The Wikipedia page on the bombing has more information. “police obtained arrest warrants charging four occupants with crimes including parole violations, contempt of court, illegal possession of firearms, and making terrorist threats.” And we learn “proceeded to drop two one-pound bombs” which were made from “FBI-supplied water gel explosive.” So not a barrel bomb like Assad uses. Something else as well: “The MOVE Commission issued its report on March 6, 1986. The report denounced the actions of the city government, stating that ‘Dropping a bomb on an occupied row house was unconscionable.'”

So how is it that one can read two articles on something and learn so little and read a Wikipedia page and fill in all the obvious gaps.
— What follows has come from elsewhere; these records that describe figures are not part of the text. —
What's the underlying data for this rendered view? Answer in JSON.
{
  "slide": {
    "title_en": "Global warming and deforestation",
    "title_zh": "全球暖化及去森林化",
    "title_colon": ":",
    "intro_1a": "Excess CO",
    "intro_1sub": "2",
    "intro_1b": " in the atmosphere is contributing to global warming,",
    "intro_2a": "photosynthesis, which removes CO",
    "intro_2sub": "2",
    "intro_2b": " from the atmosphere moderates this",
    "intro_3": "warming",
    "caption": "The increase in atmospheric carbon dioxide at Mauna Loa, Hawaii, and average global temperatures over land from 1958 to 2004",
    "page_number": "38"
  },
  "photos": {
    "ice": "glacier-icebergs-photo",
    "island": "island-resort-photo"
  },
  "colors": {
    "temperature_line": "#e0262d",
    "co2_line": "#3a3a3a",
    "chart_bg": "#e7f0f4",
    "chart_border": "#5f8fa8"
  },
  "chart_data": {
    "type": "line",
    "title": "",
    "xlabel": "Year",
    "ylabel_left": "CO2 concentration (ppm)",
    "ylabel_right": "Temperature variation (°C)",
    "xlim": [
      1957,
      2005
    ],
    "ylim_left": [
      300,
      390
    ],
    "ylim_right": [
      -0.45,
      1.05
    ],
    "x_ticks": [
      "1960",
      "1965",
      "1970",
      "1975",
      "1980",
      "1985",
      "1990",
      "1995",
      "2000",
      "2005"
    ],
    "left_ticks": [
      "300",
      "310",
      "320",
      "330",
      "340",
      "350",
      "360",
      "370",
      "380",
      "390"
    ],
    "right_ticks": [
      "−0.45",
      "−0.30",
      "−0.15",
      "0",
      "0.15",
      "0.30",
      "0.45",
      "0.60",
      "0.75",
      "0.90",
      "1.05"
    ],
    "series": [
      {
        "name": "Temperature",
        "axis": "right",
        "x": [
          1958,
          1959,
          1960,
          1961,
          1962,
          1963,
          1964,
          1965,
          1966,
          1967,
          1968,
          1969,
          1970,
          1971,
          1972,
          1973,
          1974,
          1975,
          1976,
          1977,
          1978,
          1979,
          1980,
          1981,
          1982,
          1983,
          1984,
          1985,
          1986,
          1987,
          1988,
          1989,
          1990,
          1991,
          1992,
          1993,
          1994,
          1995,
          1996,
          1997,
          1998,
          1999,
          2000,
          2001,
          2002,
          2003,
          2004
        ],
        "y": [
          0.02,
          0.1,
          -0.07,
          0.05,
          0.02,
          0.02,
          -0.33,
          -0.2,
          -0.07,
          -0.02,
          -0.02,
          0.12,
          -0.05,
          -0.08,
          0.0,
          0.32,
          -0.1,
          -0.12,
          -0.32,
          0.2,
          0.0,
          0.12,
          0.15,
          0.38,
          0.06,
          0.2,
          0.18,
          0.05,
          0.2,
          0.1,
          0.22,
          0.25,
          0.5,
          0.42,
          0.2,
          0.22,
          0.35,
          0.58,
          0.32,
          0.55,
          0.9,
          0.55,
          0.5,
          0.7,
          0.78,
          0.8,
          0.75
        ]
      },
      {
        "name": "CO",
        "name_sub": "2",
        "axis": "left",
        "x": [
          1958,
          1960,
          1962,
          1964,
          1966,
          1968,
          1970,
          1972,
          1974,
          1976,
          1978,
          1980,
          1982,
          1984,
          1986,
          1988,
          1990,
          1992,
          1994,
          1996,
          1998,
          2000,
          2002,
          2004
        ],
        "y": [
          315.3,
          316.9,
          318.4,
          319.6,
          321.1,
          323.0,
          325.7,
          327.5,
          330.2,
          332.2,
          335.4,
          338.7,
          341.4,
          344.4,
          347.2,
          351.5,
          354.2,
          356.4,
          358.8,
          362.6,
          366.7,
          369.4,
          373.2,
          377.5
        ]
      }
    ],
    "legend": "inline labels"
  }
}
For instance what does MOVE stand for? It’s apparently a name gleaned from an earlier name for the group that has to do with “Christian Movement for Life.”

The obvious problem with the articles was the attempt to obfuscate about why the police came to the compound in the first place and to downplay as “antics” things that are much more serious. To try to mislead readers with stories about “fringe” without explaining what happened. But the deeper problem is simply lack of basic information. Articles should have basic information and definitions. They should explain things rather than confuse them.

Unfortunately here you have a fascinating story that was ill-told.